Le marché du travail a pourtant bien changé depuis 30 ans.

Par exemple, les travailleurs à temps plein sont deux fois plus nombreux à détenir au moins un baccalauréat. À l'inverse, les travailleurs qui n'ont pas terminé leur secondaire sont quatre fois moins nombreux.

Les travailleurs scolarisés ont obtenu des augmentations de salaire, tandis que les autres ont vu leur rémunération fondre, accroissant ainsi les écarts de salaire.

Par ailleurs, la population a vieilli depuis 30 ans, si bien qu'on trouve davantage de travailleurs expérimentés sur le marché du travail. Or, les travailleurs qui possèdent de 20 à 29 ans d'expérience ont accru leur rémunération davantage que les autres groupes, creusant ainsi l'écart salarial entre les plus vieux et les plus jeunes travailleurs.
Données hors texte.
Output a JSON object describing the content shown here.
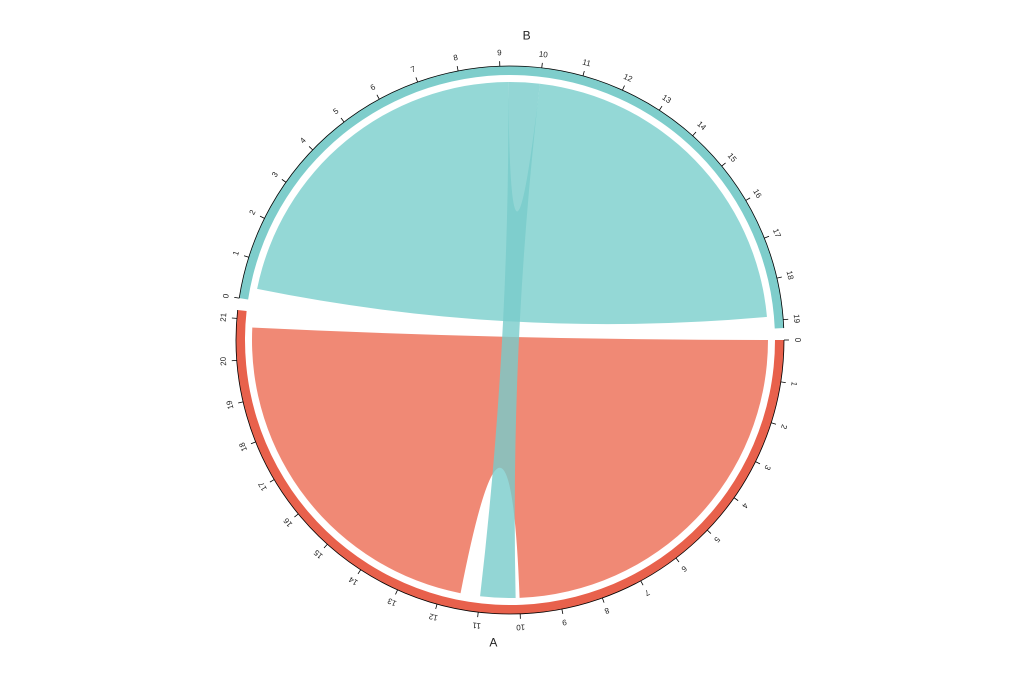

Les 30 dernières années ont aussi été marquées par la progression des femmes sur le marché du travail, qui représentaient 43% de la main-d'oeuvre à temps plein en 2010, comparativement à seulement 31% en 1980. Comme les femmes gagnent un salaire horaire inférieur à celui des hommes, ce phénomène a aussi contribué à accroître les iniquités salariales, en général.

Malgré tout, ces différents facteurs n'expliquent qu'une mince partie (20%) de l'augmentation des iniquités salariales au Canada, conclut l'étude.

Cela porte à croire qu'investir dans l'éducation et mettre en place des politiques pour encourager l'égalité des chances ne suffit pas pour lutter contre les iniquités.

La fiscalité a aussi un rôle crucial à jouer pour redistribuer la richesse. À ce chapitre, le Canada se targue d'être un pays égalitaire. Mais les chiffres de l'Organisation de coopération et de développement économiques (OCDE) démontrent que d'autres pays, comme l'Allemagne, en font encore plus pour réduire les écarts de revenus.